I used to work for the Good Life. I worked my you-know-what off, and so did my husband. We chased it together, trading off 20-hour days. There were many days I saw my children only when they slept.
I took on projects that were less than ideal. I worked with people that I didn’t resonate with. I moved too fast and thought too little about the journey I was experiencing every moment of every day. I thought only about what it would look like once I got there – wherever “there” was.
To me, The Good Life meant finally having that moment in the sun with my kids when I could be at peace. In my imagination there was a beautiful house, not too big, but not too small. There were rolling hills of grass with a pond nearby, sparkling in the sun. Gorgeous summers, cozy winters. But above all, there was an abundance of time. Time to spend with my kids, time to read, time to paint. Time to write, time to think. What a luxury time is!
It took me until I was in my 40’s (with a fair amount of therapy, some major life changes and a journal I filled with really bad poetry) to figure out that the “good life” I was chasing would never come. And if I actually succeeded in working hard enough for long enough to get that beautiful house in those rolling hills with a pond nearby, sparkling in the sun, I would probably be too old, or too worn out to enjoy it.
At that pivotal moment, I realized two important things:
- I want the good life now.
- My definition of the good life needed to change.
I decided that I want to savor the days I have right now. I want to dance, sip champagne, take the moments I have NOW with my family to enjoy them. I want that peace and easy-going lifestyle today. I want to feel the knot in my chest relaxing as I lean into the precious moment at hand. I want to realize that everything is going to be OK.

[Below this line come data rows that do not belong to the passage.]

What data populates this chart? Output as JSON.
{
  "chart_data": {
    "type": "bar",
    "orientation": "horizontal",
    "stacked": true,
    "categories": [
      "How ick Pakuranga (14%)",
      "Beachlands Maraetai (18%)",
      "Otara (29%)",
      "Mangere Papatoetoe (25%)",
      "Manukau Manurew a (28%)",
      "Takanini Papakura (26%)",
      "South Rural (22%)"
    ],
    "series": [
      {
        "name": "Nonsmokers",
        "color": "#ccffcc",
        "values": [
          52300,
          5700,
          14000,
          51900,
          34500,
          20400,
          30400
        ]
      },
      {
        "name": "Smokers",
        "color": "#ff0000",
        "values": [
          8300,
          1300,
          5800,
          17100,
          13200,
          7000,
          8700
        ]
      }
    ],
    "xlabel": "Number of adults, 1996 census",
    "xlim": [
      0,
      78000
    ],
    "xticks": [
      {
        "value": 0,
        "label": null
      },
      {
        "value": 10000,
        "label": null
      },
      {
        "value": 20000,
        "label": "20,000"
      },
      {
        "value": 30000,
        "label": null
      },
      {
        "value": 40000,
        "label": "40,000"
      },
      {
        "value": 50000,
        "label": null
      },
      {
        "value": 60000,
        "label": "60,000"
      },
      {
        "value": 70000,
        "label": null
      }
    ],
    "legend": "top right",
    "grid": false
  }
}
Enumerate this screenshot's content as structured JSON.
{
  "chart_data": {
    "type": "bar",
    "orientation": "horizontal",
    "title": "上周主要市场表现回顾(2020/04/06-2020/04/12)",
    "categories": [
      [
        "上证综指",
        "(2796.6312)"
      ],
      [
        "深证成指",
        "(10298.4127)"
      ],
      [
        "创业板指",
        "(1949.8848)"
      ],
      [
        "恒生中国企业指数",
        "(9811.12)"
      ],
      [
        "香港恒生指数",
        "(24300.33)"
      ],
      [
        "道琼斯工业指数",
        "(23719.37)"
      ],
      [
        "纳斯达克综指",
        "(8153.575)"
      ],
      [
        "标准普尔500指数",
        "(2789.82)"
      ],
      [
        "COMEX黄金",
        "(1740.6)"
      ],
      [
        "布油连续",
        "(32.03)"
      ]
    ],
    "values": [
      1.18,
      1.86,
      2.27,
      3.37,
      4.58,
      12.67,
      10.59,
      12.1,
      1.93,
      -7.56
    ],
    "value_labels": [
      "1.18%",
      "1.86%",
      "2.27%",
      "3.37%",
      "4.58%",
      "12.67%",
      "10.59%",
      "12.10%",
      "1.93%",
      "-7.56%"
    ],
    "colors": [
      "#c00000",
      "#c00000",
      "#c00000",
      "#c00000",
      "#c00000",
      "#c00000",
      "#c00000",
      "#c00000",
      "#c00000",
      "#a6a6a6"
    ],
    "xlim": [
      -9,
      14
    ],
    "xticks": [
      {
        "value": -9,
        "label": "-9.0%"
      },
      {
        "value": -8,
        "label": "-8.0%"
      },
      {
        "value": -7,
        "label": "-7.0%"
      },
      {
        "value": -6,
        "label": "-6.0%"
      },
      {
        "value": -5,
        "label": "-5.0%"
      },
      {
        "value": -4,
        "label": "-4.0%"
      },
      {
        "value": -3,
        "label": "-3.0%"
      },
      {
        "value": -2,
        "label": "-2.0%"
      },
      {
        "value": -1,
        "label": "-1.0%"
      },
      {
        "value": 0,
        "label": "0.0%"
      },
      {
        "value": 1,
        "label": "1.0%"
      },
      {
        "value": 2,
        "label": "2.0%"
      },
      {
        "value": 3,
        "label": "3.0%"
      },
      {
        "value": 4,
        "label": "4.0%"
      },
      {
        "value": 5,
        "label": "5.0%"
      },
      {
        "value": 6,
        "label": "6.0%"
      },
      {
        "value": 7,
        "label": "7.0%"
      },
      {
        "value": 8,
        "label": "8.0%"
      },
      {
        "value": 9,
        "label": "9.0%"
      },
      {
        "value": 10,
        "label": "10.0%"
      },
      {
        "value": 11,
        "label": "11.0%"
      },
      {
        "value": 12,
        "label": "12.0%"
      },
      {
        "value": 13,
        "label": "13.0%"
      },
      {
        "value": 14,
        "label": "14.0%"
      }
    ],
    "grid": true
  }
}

But that meant that my definition of “The Good Life” had to change. Instead of a picture-perfect house on rolling hills, what about the house I have? The same sun still shines on it. There is indeed a pond nearby, sparkling in the sun. Who cares if I share it with my neighbors? It is still blindingly beautiful, reflecting the moonlight.
But most importantly, I started to take the time. I gave myself permission. I take the time to spend in my sanctuary. Time to spend with the people I love, time to read, time to paint. Time to write, time to think. Yes, time, that most exquisite luxury.
This is The Good Life. I have it already. You have it already. We all do.
To be honest, I still have to remind myself of this fact some days. I am, as always, a work in progress. But I will tell you for sure that I have never experienced the kind of lasting peace and contentment that I have found with this shift of perspective.